On Posterior Collapse and Encoder Feature Dispersion in Sequence VAEs
This addresses a key limitation in text modeling with VAEs, offering a computationally efficient solution for researchers and practitioners, though it is incremental as it builds on known issues.
The paper tackles posterior collapse in sequence VAEs with autoregressive decoders, where models ignore latent variables, by identifying lack of encoder feature dispersion as a cause and proposing a pooling-based fix that improves data log-likelihood significantly compared to standard methods.

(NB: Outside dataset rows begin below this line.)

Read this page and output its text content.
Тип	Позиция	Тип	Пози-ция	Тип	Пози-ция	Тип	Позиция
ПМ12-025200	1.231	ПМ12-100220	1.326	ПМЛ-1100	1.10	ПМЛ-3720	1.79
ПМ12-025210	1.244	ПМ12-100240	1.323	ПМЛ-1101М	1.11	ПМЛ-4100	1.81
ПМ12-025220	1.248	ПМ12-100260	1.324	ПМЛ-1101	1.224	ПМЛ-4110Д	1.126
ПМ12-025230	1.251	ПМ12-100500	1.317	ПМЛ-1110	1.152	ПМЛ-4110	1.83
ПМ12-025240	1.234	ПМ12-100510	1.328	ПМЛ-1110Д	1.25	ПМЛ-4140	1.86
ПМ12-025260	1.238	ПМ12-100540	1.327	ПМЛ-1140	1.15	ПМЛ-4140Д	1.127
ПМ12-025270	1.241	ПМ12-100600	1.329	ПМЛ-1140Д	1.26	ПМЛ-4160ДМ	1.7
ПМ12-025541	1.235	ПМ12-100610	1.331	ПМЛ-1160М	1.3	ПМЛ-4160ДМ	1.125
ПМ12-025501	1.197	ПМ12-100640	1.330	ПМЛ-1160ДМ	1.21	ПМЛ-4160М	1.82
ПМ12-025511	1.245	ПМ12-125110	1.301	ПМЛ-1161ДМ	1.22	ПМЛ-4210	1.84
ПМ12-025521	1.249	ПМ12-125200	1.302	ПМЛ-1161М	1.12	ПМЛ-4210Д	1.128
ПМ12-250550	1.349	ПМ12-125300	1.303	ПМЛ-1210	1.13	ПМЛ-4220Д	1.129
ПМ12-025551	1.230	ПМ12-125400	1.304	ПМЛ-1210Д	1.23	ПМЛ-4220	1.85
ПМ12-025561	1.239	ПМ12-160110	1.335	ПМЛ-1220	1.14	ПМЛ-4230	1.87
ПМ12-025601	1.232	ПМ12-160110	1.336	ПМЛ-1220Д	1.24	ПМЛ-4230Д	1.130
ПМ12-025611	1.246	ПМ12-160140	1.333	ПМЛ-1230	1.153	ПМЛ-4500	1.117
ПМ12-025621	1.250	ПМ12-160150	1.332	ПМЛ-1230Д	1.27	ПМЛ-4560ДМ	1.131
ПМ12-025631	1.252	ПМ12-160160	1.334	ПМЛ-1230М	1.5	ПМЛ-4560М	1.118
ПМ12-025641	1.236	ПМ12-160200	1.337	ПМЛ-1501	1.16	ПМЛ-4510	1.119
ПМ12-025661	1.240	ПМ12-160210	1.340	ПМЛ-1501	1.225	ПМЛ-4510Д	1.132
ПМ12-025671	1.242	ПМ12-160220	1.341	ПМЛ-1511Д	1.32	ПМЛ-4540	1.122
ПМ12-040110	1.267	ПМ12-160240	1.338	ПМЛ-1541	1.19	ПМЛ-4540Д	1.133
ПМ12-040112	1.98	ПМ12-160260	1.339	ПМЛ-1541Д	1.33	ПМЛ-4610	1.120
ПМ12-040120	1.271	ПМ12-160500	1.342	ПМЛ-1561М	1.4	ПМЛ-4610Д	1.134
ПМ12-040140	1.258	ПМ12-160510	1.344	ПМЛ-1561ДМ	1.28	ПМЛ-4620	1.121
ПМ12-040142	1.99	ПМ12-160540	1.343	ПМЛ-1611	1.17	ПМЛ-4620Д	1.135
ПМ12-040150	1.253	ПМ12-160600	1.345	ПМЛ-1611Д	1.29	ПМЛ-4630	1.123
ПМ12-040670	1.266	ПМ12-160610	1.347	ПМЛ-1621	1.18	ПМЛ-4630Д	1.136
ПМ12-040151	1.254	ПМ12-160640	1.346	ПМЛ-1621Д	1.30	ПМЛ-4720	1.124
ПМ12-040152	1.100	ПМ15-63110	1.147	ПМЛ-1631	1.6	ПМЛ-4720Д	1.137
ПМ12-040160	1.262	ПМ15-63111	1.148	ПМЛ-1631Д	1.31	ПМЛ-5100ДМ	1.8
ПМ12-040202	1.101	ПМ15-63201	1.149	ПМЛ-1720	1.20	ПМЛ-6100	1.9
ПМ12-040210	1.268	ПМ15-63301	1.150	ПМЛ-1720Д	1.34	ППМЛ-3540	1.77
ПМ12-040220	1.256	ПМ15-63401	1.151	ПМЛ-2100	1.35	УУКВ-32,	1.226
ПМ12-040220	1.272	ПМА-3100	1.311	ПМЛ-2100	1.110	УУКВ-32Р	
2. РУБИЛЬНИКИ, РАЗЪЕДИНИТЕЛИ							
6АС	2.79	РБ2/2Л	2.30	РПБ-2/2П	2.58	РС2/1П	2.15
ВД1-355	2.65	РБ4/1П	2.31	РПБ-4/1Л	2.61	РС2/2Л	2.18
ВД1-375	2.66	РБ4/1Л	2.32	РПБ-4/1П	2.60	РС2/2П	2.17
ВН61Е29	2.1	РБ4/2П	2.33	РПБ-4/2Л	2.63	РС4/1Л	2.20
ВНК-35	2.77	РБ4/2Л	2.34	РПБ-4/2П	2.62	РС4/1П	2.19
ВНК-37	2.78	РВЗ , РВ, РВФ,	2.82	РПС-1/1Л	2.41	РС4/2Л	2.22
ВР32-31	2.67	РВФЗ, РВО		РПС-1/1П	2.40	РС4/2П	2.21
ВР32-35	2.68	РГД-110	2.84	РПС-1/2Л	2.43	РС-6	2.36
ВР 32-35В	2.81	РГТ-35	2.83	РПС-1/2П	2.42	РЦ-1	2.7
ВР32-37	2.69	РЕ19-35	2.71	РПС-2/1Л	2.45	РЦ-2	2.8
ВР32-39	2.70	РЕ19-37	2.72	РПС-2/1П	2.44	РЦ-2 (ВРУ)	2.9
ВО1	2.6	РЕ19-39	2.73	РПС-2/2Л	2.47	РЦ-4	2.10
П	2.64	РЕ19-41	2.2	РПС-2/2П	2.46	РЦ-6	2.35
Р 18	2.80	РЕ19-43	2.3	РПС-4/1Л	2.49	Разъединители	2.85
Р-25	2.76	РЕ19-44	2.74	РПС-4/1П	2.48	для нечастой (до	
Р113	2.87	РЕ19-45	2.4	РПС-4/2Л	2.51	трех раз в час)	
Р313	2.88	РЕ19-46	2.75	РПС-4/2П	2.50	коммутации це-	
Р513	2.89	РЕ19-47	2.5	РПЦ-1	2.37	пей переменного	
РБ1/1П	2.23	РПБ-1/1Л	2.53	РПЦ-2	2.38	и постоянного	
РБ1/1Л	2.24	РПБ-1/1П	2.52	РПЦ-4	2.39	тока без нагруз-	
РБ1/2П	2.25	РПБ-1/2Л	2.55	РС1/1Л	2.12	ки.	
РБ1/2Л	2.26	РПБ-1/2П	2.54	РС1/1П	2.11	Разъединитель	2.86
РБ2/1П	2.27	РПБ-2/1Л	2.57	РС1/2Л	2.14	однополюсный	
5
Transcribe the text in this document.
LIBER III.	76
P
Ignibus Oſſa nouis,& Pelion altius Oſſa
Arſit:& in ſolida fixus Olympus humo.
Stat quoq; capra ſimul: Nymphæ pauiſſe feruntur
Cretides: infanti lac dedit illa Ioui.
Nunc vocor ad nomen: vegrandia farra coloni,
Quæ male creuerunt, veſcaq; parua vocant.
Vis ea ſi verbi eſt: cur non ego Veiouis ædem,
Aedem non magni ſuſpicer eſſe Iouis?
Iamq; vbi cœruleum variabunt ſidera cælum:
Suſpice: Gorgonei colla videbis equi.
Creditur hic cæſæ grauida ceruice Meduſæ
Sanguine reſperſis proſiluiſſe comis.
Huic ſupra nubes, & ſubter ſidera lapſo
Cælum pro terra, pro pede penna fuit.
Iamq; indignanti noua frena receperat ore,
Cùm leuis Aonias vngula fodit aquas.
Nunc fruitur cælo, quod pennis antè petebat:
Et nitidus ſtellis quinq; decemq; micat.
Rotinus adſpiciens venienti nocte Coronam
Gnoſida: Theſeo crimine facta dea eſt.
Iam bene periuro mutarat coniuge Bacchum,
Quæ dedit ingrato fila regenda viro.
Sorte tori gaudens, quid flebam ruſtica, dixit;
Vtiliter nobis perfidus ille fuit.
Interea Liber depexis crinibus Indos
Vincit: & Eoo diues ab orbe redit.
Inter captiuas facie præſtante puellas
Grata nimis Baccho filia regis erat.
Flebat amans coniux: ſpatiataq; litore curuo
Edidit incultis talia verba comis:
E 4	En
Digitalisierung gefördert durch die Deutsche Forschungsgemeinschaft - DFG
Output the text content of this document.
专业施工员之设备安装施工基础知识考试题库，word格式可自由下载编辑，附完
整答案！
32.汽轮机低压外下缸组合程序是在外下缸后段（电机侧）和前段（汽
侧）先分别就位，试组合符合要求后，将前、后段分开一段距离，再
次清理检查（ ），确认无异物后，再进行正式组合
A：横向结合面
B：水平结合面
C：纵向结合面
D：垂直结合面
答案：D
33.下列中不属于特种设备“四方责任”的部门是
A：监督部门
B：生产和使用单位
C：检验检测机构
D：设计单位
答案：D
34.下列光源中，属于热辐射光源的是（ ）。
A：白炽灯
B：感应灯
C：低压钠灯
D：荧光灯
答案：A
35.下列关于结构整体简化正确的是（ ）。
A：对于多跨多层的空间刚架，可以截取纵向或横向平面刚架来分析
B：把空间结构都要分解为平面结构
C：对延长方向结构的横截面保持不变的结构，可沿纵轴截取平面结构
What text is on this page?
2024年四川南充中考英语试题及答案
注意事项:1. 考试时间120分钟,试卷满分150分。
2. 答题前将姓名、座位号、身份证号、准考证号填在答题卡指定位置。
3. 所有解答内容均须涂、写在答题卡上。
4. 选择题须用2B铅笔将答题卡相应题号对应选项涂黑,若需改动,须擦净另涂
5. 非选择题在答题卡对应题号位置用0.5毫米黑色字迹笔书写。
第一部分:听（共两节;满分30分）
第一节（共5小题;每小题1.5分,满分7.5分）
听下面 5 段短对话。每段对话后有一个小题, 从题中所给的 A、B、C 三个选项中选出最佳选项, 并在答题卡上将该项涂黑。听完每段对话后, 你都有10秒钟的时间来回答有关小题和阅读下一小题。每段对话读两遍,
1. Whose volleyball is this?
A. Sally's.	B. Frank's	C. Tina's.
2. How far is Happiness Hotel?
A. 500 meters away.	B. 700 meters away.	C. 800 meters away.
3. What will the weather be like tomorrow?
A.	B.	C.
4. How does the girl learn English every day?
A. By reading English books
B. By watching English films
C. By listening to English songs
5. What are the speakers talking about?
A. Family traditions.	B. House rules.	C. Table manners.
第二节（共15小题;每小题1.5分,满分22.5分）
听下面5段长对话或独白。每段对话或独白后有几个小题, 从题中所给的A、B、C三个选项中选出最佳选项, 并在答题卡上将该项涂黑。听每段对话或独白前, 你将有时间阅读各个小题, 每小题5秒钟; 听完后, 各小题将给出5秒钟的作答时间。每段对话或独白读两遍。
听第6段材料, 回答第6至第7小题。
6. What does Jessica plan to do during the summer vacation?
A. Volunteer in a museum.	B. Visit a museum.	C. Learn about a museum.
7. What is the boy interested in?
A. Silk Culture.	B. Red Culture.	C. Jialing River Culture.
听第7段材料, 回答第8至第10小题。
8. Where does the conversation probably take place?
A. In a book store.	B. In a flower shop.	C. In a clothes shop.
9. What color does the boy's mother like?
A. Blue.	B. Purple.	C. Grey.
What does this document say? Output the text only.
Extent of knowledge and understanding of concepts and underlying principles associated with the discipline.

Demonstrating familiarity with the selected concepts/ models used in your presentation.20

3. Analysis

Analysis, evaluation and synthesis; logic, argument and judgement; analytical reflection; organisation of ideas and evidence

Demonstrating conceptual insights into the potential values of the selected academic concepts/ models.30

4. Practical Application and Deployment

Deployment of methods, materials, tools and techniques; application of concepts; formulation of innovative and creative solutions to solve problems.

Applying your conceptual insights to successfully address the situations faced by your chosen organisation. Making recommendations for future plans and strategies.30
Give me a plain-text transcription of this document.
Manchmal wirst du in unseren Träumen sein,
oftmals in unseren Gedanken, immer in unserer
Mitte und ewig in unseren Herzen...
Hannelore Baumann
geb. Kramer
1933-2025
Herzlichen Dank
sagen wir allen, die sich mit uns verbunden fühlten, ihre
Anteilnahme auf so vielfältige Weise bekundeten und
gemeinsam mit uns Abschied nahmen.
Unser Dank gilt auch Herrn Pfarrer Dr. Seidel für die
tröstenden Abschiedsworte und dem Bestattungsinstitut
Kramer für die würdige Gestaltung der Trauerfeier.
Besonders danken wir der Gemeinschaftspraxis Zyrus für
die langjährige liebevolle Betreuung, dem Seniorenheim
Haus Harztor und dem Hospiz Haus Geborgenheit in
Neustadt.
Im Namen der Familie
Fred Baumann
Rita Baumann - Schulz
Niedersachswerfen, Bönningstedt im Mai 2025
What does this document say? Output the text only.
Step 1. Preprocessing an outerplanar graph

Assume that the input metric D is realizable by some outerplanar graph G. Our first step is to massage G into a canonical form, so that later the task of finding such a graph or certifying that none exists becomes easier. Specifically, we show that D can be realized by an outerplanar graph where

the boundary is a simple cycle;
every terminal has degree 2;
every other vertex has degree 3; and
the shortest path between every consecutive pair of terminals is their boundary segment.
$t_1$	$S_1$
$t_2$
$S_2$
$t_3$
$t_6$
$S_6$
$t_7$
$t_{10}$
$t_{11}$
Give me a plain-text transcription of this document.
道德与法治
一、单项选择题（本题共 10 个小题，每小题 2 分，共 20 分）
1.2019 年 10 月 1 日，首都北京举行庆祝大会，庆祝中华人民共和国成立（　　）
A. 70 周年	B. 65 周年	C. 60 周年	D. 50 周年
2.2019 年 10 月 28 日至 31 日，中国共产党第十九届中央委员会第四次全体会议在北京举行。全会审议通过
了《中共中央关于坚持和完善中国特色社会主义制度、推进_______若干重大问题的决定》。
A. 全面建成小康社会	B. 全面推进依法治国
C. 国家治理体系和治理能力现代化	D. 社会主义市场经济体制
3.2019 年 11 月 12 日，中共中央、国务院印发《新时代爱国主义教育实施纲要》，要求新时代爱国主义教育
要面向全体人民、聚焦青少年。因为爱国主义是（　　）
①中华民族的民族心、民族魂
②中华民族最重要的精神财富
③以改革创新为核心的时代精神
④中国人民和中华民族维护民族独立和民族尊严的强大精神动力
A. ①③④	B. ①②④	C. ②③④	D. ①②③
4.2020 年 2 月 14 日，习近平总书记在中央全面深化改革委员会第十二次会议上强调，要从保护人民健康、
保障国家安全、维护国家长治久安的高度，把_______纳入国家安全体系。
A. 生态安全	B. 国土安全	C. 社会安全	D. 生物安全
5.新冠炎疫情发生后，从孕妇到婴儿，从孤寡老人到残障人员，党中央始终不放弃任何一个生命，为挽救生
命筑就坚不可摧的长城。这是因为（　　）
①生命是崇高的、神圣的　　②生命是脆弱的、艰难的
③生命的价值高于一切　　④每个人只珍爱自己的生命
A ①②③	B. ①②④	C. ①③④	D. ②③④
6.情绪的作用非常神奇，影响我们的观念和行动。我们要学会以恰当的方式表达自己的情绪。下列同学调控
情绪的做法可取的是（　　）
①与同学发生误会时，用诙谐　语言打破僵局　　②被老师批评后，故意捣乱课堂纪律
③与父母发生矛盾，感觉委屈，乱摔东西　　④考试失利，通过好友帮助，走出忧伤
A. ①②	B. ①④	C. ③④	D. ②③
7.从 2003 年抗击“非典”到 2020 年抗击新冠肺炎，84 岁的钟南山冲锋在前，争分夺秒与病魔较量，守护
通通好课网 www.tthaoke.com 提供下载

Variational autoencoders (VAEs) hold great potential for modelling text, as they could in theory separate high-level semantic and syntactic properties from local regularities of natural language. Practically, however, VAEs with autoregressive decoders often suffer from posterior collapse, a phenomenon where the model learns to ignore the latent variables, causing the sequence VAE to degenerate into a language model. In this paper, we argue that posterior collapse is in part caused by the lack of dispersion in encoder features. We provide empirical evidence to verify this hypothesis, and propose a straightforward fix using pooling. This simple technique effectively prevents posterior collapse, allowing model to achieve significantly better data log-likelihood than standard sequence VAEs. Comparing to existing work, our proposed method is able to achieve comparable or superior performances while being more computationally efficient.